Ondřej has spent most of his career in IT delivery and consulting, focusing on analytics, including areas such as business intelligence, information management, and data governance. He is passionate about bridging the gap between the business and technical perspectives in the data analytics domain. He graduated from the Czech Technical University in Prague and has experience from a variety of hands-on engineering, as well as client-facing and managerial roles. He has led, designed, and consulted analytics initiatives in major consulting firms, a boutique data intelligence company, and a global pharma company. Most of his analytics projects were international.

David Bednář

David Bednář

David loves data and its presentation, and he has spent most of his career in the analytics area. He benefits from experience from both the academic and the business spheres, where he works on projects that further develop his robust technological background. He is a person who likes to develop anything new and innovative, who can define new architectures and patterns, or lead young talents to growth. David graduated from the Technical University of Ostrava focusing on data management and custom data structures, where he helped with research of multidimensional data structures as a member of the Database Research Group. He has worked for international companies as a business intelligence consultant or architect, mainly focusing on improving solutions with the help of new methods and principles

Martin Potančok

Martin Potančok

Martin supports data-inspired decisions in commercial and research projects. He has experience in software development and analytics. He has worked as a business analyst and project manager on software projects delivering mainly budgeting and reporting systems for international companies. Recently, he has been working as a business analyst on data and analytics projects. At the Prague University of Economics and Business, he is in charge of data activities and research projects organized in cooperation with the Faculty of Informatics and Statistics. Specifically, he has been part of the team organizing the Data Festival, Data & Business activities, and projects to expand business capabilities using IT and analytics. He received the Josef Hlávka Award in 2015 and holds a PhD in Applied Informatics from the Prague University of Economics and Business.

Ota Novotný

Ota Novotný

Ota has over twenty years of practical experience in data and business analytics.

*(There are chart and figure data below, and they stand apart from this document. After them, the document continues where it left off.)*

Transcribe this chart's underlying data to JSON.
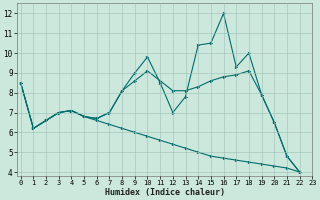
{
  "xlabel": "Humidex (Indice chaleur)",
  "background_color": "#cce8dd",
  "grid_color": "#9dbfb5",
  "line_color": "#006b6b",
  "series1_y": [
    8.5,
    6.2,
    6.6,
    7.0,
    7.1,
    6.8,
    6.7,
    7.0,
    8.1,
    9.0,
    9.8,
    8.5,
    7.0,
    7.8,
    10.4,
    10.5,
    12.0,
    9.3,
    10.0,
    7.9,
    6.5,
    4.8,
    4.0
  ],
  "series2_y": [
    8.5,
    6.2,
    6.6,
    7.0,
    7.1,
    6.8,
    6.6,
    6.4,
    6.2,
    6.0,
    5.8,
    5.6,
    5.4,
    5.2,
    5.0,
    4.8,
    4.7,
    4.6,
    4.5,
    4.4,
    4.3,
    4.2,
    4.0
  ],
  "series3_y": [
    8.5,
    6.2,
    6.6,
    7.0,
    7.1,
    6.8,
    6.7,
    7.0,
    8.1,
    8.6,
    9.1,
    8.6,
    8.1,
    8.1,
    8.3,
    8.6,
    8.8,
    8.9,
    9.1,
    7.9,
    6.5,
    4.8,
    4.0
  ],
  "x_values": [
    0,
    1,
    2,
    3,
    4,
    5,
    6,
    7,
    8,
    9,
    10,
    11,
    12,
    13,
    14,
    15,
    16,
    17,
    18,
    19,
    20,
    21,
    22
  ],
  "ylim": [
    3.8,
    12.5
  ],
  "xlim": [
    -0.3,
    22.5
  ],
  "yticks": [
    4,
    5,
    6,
    7,
    8,
    9,
    10,
    11,
    12
  ],
  "xticks": [
    0,
    1,
    2,
    3,
    4,
    5,
    6,
    7,
    8,
    9,
    10,
    11,
    12,
    13,
    14,
    15,
    16,
    17,
    18,
    19,
    20,
    21,
    22,
    23
  ],
  "xtick_labels": [
    "0",
    "1",
    "2",
    "3",
    "4",
    "5",
    "6",
    "7",
    "8",
    "9",
    "10",
    "11",
    "12",
    "13",
    "14",
    "15",
    "16",
    "17",
    "18",
    "19",
    "20",
    "21",
    "22",
    "23"
  ],
  "ytick_labels": [
    "4",
    "5",
    "6",
    "7",
    "8",
    "9",
    "10",
    "11",
    "12"
  ],
  "xlabel_fontsize": 6.0,
  "tick_fontsize": 5.0,
  "linewidth": 0.8,
  "markersize": 2.0
}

He helps people understand the importance and principles of data analytics in both academic and business projects and shows them how to use them in their professional lives. He has already supported thousands of people, helping them familiarize themselves with this modern and increasingly promising area of interest, and a large proportion of them have chosen data analytics as their career path. He is always looking for new ways to harness the potential of data and the associated data analytics for modern business. He is the author or co-author of a number of books, conference papers, and articles in professional journals. Since 2015, he has also devoted his time to the xPORT Business Accelerator, a modern startup business centre at the Prague University of Economics and Business. He has been awarded the Associate Professor degree, as well as a PhD in Informatics at the Prague University of Economics and Business, where he defended his thesis related to the role and deployment of data analytics in corporate governance.